They continue, "But with yields stuck at historically low rates as all that cash chased a limited supply of government debt, many investors said they were also considering other scenarios that might offer slightly higher returns along with an acceptable balance of liquidity and safety of principal. Some said they planned to trade off a bit of liquidity by allocating a portion of their portfolios to investments with longer maturity dates and slightly higher returns. Others said they would change their investment policies to accommodate a broader range of investments, including separately managed accounts and/or direct purchases of commercial paper and other alternatives."

Campbell says, "In fact, in the annual AFP Liquidity Survey fielded last summer, 44% of respondents said they were considering separately managed accounts, the most-preferred investment alternative that organizations would consider in response to the money market fund reforms.... We got similar results from an electronic poll of the attendees at our conference session.

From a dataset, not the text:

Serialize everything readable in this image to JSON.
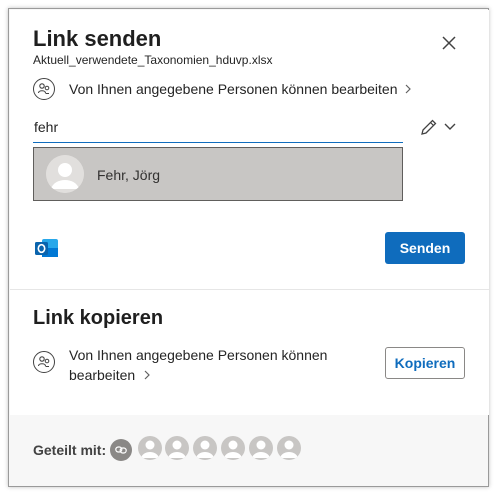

When asked to choose one of six options, 29.9% of the respondents to our instant poll said they were considering separately managed accounts, followed by FDIC-insured deposit solutions (20.1%), floating-NAV prime funds (14.2%), direct ownership of securities (12.7%), short-term/ultra-short bond funds (12.7%) and private money market funds (10.7%)."

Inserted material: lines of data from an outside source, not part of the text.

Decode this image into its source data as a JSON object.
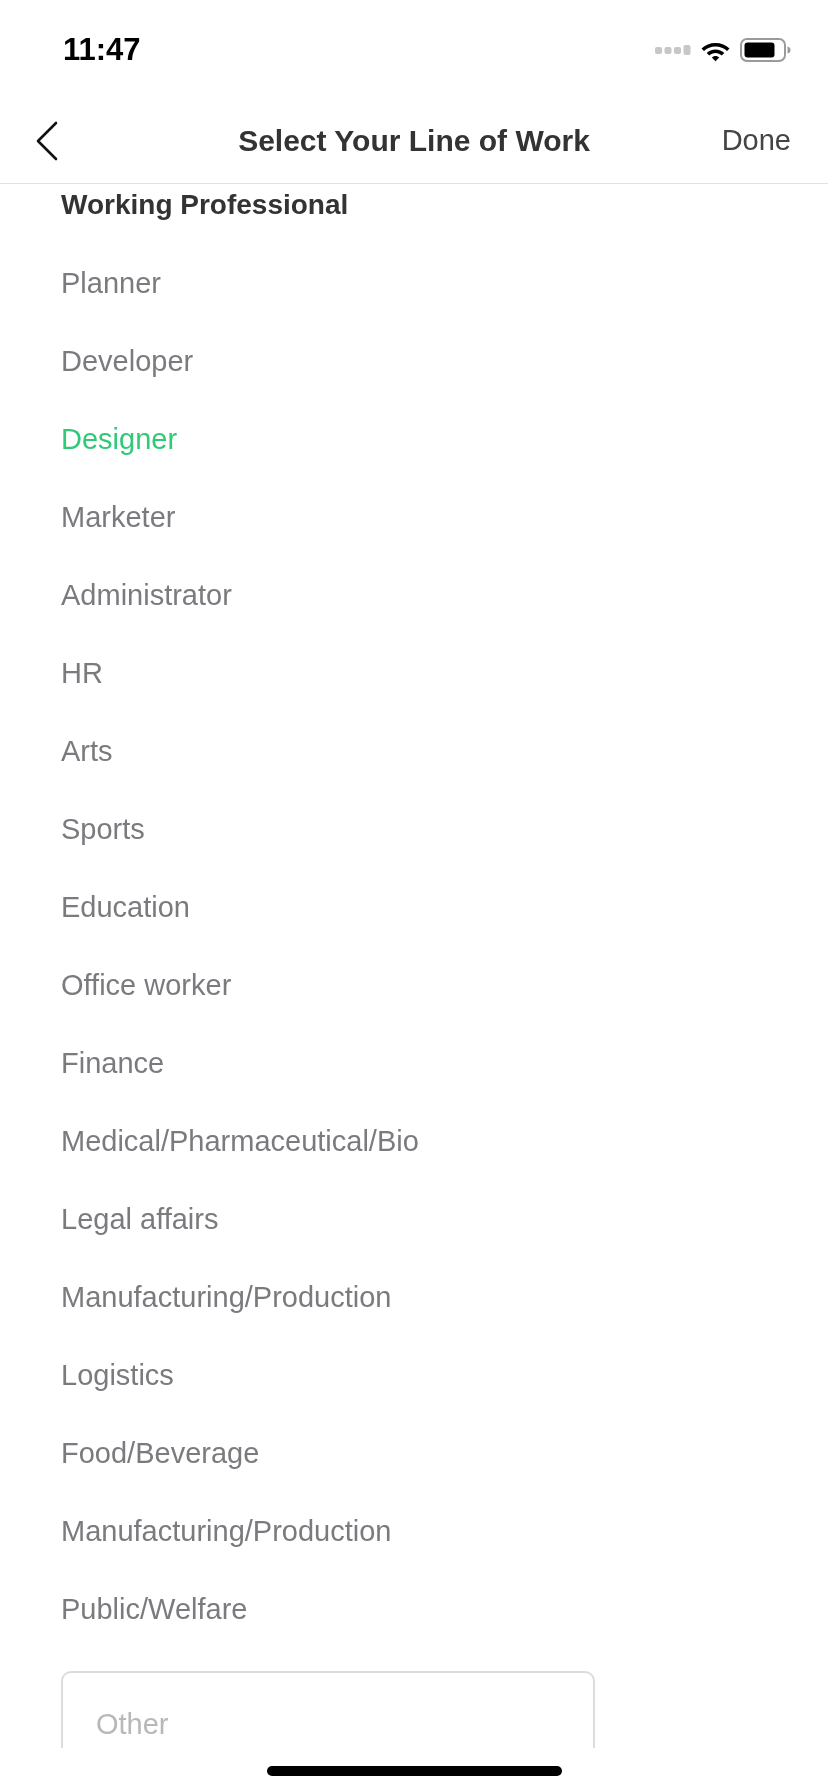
{
  "status_bar": {
    "time": "11:47"
  },
  "nav": {
    "title": "Select Your Line of Work",
    "done": "Done"
  },
  "section": {
    "title": "Working Professional",
    "items": [
      {
        "label": "Planner",
        "selected": false
      },
      {
        "label": "Developer",
        "selected": false
      },
      {
        "label": "Designer",
        "selected": true
      },
      {
        "label": "Marketer",
        "selected": false
      },
      {
        "label": "Administrator",
        "selected": false
      },
      {
        "label": "HR",
        "selected": false
      },
      {
        "label": "Arts",
        "selected": false
      },
      {
        "label": "Sports",
        "selected": false
      },
      {
        "label": "Education",
        "selected": false
      },
      {
        "label": "Office worker",
        "selected": false
      },
      {
        "label": "Finance",
        "selected": false
      },
      {
        "label": "Medical/Pharmaceutical/Bio",
        "selected": false
      },
      {
        "label": "Legal affairs",
        "selected": false
      },
      {
        "label": "Manufacturing/Production",
        "selected": false
      },
      {
        "label": "Logistics",
        "selected": false
      },
      {
        "label": "Food/Beverage",
        "selected": false
      },
      {
        "label": "Manufacturing/Production",
        "selected": false
      },
      {
        "label": "Public/Welfare",
        "selected": false
      }
    ]
  },
  "other_field": {
    "placeholder": "Other"
  }
}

Finally, he adds, "Don't be surprised if we see a lot more movement of cash into alternatives once the dust starts to settle from the impact of the money market fund reforms -- especially if and when the Fed decides to raise interest rates again by the end of this year or early in 2017. During our panel session and through several days of conversations at the AFP Conference with corporate cash managers wrestling with the fallout from the reforms, one thing became clear to me. We're only at the starting line of a long-term process of reallocating cash investments in response to this once-in-a-generation disruption of the cash management landscape."